Cyanobacteria cultures used to generate DNA reference library from samples collected from sites in Alpena and Monroe, Michigan and Palm Coast, Florida between May and June 2022 (NCEI Accession 0291581)

This dataset contains biological and survey - biological data collected from 2022-05-02 to 2022-06-20. These data include genus and species. These data were collected by Bopaiah Biddanda and Sarah Hamsher of Grand Valley State University and Dale Casamatta of University of North Florida as part of the "Collaborative Research: RUI: OCE-BO: Tango in the Mat World: Biogeochemistry of diurnal vertical migration in microbial mats of Lake Huron’s sinkholes (Tango in the Mat World)" project. The Biological and Chemical Oceanography Data Management Office (BCO-DMO) submitted these data to NCEI on 2023-10-17.

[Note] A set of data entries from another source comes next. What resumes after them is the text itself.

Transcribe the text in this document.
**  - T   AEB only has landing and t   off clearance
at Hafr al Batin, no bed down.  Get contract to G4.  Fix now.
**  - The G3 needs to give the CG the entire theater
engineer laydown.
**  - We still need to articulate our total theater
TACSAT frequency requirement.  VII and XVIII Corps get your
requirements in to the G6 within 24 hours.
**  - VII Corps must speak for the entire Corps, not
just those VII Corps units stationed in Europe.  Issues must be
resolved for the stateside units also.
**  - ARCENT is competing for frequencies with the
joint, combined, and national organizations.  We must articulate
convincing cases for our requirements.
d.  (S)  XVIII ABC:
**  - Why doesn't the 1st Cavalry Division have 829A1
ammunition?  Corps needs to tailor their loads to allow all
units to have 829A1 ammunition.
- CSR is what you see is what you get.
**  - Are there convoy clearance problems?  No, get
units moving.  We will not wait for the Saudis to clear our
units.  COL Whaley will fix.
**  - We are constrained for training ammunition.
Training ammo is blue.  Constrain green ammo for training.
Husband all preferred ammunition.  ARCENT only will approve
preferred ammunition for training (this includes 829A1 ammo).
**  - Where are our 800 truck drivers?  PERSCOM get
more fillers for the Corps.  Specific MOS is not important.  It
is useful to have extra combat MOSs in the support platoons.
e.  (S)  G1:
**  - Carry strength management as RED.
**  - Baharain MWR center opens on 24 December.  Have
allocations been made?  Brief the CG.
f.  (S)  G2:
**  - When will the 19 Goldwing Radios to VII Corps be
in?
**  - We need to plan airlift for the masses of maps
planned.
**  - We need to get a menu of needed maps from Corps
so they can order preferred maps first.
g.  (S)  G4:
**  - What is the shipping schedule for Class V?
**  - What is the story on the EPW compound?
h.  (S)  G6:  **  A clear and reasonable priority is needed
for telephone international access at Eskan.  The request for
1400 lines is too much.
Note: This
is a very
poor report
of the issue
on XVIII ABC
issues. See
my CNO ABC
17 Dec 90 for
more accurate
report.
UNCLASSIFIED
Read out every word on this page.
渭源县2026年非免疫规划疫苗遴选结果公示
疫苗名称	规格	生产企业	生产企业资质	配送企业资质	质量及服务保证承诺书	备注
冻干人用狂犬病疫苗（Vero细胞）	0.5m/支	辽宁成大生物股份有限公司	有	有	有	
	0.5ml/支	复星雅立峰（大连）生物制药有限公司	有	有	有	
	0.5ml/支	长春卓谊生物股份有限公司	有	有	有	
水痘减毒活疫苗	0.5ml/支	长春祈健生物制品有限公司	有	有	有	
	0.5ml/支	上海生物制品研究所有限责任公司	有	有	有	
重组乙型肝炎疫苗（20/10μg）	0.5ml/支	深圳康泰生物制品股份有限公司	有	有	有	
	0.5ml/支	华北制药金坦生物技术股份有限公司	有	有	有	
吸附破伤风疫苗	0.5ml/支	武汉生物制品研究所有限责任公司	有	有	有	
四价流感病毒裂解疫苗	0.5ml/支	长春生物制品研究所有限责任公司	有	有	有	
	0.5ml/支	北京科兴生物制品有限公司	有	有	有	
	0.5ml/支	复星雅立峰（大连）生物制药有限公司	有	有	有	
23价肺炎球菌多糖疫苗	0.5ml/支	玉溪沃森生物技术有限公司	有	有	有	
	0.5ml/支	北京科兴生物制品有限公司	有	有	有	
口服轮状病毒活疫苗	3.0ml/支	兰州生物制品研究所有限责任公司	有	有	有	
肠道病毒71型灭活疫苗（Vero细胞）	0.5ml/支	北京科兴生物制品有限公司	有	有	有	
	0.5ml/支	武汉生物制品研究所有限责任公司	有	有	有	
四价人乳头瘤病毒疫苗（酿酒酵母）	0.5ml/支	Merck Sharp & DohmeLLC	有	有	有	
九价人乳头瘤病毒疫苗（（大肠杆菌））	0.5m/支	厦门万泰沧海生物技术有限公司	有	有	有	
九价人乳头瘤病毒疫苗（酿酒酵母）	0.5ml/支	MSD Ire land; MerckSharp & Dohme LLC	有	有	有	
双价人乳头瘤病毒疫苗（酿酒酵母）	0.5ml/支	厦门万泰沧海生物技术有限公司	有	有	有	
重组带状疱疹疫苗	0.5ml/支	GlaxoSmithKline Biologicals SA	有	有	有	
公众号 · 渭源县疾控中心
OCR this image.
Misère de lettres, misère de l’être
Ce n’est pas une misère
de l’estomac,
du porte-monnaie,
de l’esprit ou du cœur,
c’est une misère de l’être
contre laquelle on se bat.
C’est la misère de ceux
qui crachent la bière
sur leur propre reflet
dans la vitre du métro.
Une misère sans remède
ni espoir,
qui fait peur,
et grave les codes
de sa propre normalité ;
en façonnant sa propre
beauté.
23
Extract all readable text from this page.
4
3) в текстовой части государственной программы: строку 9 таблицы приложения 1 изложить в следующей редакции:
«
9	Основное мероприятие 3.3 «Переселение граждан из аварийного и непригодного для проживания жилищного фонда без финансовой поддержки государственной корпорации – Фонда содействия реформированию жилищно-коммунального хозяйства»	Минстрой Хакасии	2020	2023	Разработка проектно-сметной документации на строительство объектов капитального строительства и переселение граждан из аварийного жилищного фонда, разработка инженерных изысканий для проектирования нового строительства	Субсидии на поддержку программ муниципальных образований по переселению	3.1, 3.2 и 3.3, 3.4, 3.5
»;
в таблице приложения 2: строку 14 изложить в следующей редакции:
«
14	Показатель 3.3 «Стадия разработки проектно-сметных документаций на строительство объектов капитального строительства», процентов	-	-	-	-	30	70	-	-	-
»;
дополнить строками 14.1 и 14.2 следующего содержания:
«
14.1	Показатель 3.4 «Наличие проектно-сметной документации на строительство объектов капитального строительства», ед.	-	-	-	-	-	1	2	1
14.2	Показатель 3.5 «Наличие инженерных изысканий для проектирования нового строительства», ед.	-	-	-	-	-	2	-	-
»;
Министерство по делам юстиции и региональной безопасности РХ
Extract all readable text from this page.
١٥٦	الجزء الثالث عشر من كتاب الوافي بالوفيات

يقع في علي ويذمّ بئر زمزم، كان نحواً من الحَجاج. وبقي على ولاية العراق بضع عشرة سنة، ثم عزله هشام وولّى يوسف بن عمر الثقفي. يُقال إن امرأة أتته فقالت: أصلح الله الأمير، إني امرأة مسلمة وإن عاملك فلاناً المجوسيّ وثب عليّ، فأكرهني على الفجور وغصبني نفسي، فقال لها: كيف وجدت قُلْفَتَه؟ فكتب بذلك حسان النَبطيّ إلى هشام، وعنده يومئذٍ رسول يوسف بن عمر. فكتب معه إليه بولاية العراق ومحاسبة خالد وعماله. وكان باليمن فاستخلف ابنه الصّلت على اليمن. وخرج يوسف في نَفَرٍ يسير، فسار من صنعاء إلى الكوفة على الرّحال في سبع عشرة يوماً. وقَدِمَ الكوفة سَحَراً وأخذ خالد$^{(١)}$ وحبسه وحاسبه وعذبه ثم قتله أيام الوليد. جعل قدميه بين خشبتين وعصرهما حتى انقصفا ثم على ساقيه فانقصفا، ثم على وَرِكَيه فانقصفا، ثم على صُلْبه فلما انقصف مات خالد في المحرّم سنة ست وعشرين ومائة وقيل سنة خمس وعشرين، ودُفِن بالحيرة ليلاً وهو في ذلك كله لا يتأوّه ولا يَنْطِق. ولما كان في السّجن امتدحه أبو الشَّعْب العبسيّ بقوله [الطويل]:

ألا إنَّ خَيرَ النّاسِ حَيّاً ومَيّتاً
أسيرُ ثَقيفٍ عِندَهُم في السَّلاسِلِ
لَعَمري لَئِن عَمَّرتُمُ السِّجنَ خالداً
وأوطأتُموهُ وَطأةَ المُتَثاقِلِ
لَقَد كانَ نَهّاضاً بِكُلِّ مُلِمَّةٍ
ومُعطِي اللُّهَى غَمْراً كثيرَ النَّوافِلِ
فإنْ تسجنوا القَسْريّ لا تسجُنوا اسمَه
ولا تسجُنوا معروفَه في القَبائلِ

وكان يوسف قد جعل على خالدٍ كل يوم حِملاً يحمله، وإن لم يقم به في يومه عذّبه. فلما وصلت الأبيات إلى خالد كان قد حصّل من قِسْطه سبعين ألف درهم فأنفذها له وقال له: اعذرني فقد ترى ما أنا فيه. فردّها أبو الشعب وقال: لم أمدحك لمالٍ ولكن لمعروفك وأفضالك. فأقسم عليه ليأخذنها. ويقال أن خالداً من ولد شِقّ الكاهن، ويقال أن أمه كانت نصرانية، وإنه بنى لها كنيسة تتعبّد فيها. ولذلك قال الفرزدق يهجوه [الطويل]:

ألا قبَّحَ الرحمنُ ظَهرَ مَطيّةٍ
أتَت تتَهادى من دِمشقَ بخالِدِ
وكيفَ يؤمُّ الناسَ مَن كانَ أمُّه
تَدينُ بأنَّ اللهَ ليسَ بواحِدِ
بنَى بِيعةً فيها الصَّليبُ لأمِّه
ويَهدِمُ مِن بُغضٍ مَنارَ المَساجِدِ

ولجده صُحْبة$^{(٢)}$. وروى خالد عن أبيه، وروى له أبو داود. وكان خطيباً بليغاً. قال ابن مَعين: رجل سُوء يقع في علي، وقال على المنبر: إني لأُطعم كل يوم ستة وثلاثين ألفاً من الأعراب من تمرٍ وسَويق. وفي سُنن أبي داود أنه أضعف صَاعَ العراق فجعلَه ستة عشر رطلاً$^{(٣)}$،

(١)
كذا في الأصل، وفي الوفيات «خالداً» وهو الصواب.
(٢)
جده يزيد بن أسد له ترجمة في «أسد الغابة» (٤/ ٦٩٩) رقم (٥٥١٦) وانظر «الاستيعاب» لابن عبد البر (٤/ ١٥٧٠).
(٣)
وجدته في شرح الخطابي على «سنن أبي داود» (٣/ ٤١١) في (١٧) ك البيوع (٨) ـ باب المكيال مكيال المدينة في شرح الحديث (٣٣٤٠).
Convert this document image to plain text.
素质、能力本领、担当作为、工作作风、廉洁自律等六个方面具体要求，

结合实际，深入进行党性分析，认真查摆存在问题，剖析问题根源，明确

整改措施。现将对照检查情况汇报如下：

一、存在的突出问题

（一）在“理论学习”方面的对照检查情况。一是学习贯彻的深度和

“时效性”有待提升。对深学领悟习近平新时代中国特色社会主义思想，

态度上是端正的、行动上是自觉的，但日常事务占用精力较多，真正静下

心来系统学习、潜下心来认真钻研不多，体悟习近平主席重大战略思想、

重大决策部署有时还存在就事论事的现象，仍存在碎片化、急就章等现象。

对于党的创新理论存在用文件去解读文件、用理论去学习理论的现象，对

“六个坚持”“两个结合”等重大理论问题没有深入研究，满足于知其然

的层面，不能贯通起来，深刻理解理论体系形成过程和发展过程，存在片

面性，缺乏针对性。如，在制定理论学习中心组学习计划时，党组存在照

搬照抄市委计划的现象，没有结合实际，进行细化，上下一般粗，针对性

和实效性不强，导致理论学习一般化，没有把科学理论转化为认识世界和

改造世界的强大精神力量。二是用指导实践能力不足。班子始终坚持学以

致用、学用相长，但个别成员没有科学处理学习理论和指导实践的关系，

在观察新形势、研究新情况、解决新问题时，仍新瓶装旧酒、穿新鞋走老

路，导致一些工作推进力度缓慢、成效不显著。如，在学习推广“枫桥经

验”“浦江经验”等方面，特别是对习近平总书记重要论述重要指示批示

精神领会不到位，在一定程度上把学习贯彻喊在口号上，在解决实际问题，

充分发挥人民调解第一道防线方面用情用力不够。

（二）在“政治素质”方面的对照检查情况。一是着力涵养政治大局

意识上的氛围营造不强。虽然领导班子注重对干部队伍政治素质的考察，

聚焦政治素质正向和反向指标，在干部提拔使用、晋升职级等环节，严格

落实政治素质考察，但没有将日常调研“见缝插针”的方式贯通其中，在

The following is the text of the dataset description provided by BCO-DMO:

Cyanobacteria cultures accessions

Dataset Description:
Methods and Sampling:
Mats from wadable sites were collected using a suction device and placed in sterile Whirlpak® bags, then put on ice for transport to the Annis Water Resources Institute (AWRI, Muskegon, MI, USA). Three replicate mat samples were collected from each habitat type at each site during each sampling event. Mats from MIS were collected by NOAA divers using a coring device, and transported to AWRI as cores in plastic tubes on ice. Plankton tow samples were also collected at GSS and ECB to determine taxa that may be considered part of the surrounding planktonic community, rather than active members of the microbial mat community. Each mat sample collected was subsampled, with one subsample used for generating unialgal cultures and the other for metabarcoding.

To isolate cyanobacterial taxa, mat samples were spread onto solid Z-8 medium (Rippka et al. 1988) and nitrogen-free Z-8 medium to isolate a wider range of cyanobacteria, and grown under ambient conditions (23 °C, ∼16:8 h light:dark photoperiod). Colonies were individually picked and plated until unialgal cultures were achieved. Morphology of the strains was analyzed via light microscopy (Nikon Eclipse Ni with DIC), and taxonomic identification was assessed using Wehr et al. (2015) and Komárek and Anagnostidis (2005). Images were taken with a high-resolution camera (Nikon digital sight DS-U3). Direct PCR was performed as follows: cells were placed into -20 °C for 30 mins, centrifuged, and the supernatant containing DNA collected. The partial 16S rRNA and the whole 16S–23S ITS region (Gaylarde et al. 2004) was amplified using primers CYA8F and CYAB23R (Neilan et al. 1997). The 50 µL PCR reaction contained: 27 µL DNA containing supernatant, 0.5 µL of each primer (0.01 mM concentration), and 22 µL PCR Master Mix (Promega, Madison, WI, USA). PCR amplification proceeded as detailed in Casamatta et al. (2005), and products were frozen and sent to Eurofins Scientific (Louisville, Kentucky) for Sanger sequencing.